None of these challenge fish would have weighed as much as four ounces, but there is something quite wonderful about tiny clearwater tench. Nice to have a moorhen for company too. I understand that the seasonal yellow tip of its bill acts as a target when the young are pleading for food.



 My longer sessions, after bigger fish, have so far resulted in seven consecutive blank sessions.   I came close, contacting a fish that shed the hook, and my best guess as to its identity is that it was a good tench.  But I don't give up that easily and expect my final school report for the year to have some better grades. 

The blanks did give me a chance to test out my theories on line twist, and I can say, certainly for short casts up to about 30 yards, the process for removing twist does indeed work well.   On longer casts the twists do not seem to  equalise along the length of the line quite so easily, but results there have remained encouraging, if not quite so good. It may be that I need to allow more time for the twists to disperse along the line, or else perform the process on land, rather than in the lake.

The birds have been rather more co-operative, the herons in particular have posed quite shamelessly for me.
 

  
 The bird below was catching quite well, swallowing something every couple of minutes, but they seemed to be very, very small and although he had to turn his take-out prey items, I was unable to determine what they were.   The pond abounds with tiny rudd though... and tadpoles. I shall make no further comment about this heron's photograph in the blog. Work it out for yourselves.




 The local pair of peregrine falcons are again nesting on the old mill by the river.  I understand they already have two chicks, but these have yet to be visible when I visit with the camera. The birds are of course nesting quite high up, and having to stand some distance back means that I cannot  see any of the actual nest site, just the cavity containing it.   Distance is a problem too: my camera even in bright sunlight cannot really capture the majesty of these birds at such distance, and so the shots remain slightly blurred. I have not seen them catch any prey yet, although there are numerous local feral pigeons that seem rather keen to get themselves eaten. I shall remain hopeful on this one, and visit as often as I am able to.

 

 As I drove to the pond one morning, still a couple of miles away and on a main road, a female mallard was walking along the middle of the pavement, trailing, in a line behind her, six quite small ducklings.  Right down the middle of the pavement, and so confident and law abiding ( no jaywalking here!) that I expect they would have been aiming for the nearby pelican crossing.   Unfortunately due to traffic, I was unable to stop and take a photo.

Reaching the pond had minor compensations: a couple of morning trips ( back home before 9) led to
Plump Little Common
 a total of three tench, a couple of nicely coloured middling roach, a rudd, a perch, and a carp. I don't mind common carp so much, they do at least look like proper fish, not some oddball creation designed by man for the food or aquarist trade.  All the fish on the centrepin which was quite satisfying.
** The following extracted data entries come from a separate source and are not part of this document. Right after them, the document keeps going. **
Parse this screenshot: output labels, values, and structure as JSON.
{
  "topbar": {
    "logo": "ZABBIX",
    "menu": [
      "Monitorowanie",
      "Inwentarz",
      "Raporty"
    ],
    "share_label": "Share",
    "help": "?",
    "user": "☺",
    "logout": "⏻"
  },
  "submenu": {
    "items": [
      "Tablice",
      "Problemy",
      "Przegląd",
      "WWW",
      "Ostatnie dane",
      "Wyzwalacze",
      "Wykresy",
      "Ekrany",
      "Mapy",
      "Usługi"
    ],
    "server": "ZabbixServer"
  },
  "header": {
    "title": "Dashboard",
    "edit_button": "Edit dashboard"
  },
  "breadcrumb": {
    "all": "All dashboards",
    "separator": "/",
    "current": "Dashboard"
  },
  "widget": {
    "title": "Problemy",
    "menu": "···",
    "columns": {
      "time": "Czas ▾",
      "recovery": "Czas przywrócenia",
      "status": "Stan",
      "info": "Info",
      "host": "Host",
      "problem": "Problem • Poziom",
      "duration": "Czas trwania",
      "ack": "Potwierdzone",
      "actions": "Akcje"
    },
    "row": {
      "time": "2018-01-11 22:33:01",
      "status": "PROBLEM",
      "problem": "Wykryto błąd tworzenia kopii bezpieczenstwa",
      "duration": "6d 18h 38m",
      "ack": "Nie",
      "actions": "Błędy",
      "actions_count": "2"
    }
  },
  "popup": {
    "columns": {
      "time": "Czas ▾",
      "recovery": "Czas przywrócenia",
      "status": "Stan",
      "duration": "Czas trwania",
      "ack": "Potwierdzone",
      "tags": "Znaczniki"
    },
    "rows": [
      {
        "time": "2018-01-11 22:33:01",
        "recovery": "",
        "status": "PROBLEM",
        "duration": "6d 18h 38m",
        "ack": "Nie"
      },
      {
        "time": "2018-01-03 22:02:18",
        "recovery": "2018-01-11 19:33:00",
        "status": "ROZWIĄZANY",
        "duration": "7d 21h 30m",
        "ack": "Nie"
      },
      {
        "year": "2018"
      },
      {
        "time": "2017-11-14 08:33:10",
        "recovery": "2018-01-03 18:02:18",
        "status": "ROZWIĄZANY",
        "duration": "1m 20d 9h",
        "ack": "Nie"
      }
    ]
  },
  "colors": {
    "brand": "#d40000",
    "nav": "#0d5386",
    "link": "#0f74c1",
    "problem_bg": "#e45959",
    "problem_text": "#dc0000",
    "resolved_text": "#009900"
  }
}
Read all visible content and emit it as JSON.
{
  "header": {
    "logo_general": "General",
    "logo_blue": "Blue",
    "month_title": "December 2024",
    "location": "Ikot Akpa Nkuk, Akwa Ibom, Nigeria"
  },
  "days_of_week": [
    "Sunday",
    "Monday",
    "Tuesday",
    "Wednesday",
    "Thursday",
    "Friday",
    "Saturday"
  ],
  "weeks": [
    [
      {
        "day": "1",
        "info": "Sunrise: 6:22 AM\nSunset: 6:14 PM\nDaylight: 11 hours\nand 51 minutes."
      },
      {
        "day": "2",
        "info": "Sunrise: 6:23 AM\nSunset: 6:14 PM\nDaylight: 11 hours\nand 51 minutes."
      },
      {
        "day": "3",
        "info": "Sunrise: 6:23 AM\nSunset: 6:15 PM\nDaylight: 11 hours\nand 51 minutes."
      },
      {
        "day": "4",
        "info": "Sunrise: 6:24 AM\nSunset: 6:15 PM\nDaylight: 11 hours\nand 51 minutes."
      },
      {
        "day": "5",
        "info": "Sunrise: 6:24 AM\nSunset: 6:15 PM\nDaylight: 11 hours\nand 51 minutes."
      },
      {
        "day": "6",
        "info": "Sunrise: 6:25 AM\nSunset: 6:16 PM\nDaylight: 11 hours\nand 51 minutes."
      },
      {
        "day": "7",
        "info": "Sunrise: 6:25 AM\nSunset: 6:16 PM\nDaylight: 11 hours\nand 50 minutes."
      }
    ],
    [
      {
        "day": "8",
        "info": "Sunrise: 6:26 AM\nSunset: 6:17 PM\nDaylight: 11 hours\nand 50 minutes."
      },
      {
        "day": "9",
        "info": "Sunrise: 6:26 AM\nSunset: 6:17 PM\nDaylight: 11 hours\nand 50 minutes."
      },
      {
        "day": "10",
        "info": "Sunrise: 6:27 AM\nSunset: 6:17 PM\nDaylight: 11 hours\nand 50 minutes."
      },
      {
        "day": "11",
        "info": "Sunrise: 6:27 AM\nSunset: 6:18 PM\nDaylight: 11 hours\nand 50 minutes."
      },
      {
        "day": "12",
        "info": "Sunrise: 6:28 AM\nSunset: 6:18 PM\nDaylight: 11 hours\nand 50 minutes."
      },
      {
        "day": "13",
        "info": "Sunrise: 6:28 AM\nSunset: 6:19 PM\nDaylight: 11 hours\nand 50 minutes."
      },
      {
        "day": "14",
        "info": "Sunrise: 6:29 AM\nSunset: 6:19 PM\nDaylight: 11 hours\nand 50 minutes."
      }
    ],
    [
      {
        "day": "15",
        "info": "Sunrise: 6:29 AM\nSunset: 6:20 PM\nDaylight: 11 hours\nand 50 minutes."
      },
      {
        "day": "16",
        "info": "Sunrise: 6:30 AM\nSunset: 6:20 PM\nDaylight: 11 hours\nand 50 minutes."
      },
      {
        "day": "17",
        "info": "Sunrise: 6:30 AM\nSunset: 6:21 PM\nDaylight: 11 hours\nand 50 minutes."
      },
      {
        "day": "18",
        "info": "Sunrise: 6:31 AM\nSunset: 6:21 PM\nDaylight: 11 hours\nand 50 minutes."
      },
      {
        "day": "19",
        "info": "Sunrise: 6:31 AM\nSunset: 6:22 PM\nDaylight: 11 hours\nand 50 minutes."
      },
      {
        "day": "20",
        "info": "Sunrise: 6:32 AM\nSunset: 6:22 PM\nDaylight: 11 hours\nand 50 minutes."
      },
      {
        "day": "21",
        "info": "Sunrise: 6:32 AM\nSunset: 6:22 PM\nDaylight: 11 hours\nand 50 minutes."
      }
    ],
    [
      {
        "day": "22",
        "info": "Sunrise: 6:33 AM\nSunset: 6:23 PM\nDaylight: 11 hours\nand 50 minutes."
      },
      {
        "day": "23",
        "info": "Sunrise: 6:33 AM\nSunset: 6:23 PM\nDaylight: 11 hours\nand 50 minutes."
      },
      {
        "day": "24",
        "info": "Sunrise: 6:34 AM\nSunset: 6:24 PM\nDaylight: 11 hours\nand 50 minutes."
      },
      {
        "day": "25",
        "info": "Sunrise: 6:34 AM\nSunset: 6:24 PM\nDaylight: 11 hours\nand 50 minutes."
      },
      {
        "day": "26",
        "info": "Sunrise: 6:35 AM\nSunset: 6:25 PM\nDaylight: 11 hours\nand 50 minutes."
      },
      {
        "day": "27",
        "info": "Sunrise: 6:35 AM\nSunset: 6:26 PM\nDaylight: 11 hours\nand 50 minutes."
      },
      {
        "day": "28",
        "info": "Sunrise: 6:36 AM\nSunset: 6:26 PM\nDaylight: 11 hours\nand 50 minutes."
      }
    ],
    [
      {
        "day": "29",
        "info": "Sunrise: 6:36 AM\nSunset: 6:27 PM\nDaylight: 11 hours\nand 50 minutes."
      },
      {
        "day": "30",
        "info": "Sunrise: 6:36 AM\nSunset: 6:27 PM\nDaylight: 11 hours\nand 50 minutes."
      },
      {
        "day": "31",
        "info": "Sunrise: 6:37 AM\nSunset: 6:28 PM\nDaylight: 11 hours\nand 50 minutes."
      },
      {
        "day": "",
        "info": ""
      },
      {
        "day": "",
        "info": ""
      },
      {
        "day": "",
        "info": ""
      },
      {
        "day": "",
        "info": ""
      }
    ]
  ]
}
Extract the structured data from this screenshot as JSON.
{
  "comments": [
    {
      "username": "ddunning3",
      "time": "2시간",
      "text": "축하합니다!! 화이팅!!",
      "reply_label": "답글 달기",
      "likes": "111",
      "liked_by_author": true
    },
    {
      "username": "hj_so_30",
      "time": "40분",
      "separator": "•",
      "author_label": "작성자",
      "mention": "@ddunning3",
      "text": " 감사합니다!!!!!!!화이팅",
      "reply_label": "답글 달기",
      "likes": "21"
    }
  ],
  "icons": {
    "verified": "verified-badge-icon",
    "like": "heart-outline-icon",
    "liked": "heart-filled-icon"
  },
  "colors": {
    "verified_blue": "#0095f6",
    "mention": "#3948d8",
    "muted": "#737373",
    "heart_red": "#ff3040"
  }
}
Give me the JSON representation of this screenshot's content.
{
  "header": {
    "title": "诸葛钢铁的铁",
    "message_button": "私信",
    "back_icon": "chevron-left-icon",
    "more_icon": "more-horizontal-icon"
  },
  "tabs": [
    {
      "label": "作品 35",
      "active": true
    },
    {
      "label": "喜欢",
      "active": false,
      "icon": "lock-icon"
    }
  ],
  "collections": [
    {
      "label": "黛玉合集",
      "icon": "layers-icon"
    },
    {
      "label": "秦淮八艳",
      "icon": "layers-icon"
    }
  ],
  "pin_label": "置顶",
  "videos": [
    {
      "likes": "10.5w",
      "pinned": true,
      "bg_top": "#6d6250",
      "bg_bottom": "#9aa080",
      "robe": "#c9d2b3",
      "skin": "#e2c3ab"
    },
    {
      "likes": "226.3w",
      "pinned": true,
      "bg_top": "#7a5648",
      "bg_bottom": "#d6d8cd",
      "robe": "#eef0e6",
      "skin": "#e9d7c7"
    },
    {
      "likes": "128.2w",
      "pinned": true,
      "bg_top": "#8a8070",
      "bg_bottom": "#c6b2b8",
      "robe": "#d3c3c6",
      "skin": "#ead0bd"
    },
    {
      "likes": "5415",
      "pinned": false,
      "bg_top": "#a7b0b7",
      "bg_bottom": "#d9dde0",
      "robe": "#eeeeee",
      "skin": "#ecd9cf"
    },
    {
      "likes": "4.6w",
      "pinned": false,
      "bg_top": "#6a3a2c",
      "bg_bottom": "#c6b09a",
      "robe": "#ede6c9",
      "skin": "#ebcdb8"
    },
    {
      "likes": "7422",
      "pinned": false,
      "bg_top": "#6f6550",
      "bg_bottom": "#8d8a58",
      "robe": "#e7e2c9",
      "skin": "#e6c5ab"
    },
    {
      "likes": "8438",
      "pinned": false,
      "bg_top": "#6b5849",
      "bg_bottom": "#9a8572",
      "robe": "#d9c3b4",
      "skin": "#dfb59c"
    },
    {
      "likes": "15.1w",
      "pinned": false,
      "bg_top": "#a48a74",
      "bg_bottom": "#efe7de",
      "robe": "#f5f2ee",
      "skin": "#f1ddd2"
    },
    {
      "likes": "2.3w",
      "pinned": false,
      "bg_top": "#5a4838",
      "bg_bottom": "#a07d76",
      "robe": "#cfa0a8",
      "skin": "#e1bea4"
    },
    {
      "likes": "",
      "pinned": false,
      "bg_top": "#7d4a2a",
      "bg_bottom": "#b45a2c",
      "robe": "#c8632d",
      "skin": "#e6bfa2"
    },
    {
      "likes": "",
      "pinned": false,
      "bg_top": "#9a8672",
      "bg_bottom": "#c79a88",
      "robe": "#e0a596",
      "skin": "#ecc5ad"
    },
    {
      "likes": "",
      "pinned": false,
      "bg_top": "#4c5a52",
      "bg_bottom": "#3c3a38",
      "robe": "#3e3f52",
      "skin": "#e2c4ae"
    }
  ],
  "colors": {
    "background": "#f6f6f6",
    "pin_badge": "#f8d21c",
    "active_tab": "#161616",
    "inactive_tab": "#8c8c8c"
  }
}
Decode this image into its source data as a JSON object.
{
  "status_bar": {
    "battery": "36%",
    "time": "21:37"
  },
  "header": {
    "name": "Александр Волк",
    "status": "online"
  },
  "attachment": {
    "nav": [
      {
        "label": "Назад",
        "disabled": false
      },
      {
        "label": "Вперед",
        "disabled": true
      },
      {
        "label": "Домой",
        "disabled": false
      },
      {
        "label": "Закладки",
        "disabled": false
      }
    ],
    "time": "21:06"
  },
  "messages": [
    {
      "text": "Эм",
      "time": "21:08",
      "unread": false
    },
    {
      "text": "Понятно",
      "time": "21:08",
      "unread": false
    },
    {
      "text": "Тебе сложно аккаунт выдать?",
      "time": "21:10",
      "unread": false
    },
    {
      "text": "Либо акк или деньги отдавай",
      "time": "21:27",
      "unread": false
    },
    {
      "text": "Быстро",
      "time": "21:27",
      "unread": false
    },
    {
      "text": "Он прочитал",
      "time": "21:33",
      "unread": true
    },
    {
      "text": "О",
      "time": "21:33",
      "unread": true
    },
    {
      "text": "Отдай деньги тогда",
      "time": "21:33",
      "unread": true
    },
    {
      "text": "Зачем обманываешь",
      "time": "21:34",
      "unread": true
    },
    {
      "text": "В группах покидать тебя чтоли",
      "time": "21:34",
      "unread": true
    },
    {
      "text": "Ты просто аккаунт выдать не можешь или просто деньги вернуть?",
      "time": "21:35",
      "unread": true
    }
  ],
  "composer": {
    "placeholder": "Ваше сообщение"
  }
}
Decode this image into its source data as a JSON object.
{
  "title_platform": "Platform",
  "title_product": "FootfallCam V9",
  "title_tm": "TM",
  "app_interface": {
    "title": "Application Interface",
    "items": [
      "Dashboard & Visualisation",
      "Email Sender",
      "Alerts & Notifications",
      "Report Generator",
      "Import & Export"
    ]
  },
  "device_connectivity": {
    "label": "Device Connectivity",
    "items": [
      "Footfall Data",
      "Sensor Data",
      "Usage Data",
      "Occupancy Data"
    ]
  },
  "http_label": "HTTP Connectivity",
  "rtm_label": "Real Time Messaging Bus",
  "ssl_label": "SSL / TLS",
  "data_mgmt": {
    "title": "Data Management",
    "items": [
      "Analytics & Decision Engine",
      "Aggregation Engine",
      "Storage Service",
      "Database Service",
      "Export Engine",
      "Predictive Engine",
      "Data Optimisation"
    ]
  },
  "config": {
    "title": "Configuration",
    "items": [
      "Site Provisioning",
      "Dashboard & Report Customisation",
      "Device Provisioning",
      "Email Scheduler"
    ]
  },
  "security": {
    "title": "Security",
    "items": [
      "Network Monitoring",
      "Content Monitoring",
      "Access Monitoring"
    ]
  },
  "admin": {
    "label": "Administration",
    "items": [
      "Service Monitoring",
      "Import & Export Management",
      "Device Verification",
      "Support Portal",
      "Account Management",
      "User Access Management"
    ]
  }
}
A second hooked carp headed along the bank, passing through two stands of lily pads.   With the 4 pound line I was a little restricted, but managed to get the carp back through one set of pads before the hook pulled free.   Better than the day before when, during the Monday Bank Holiday, I had taken a tour around the pond.   A few picnickers and non serious anglers were around, together with a group of guys passing the time of day.   One, who was a little worse the wear from drink, pleasantly enough, but he greeted me as "Pops".   Never been called "Pops" before, and I admit I hated it.   I know I have a few miles on the old clock, but having told my lad to keep it in his trousers and not make me a grandfather any time soon, and struggling with the "pensioner" thing anyway, I really detested being called "Pops".  Especially by a drunk.  I keep thinking about it: it being one of one's life defining points when you are first called "Pops".  I knew I should have worn my woolly hat,  that would have prevented being called such.   Anyone else calls me that and I will hang, draw and quarter them, not necessarily in that order.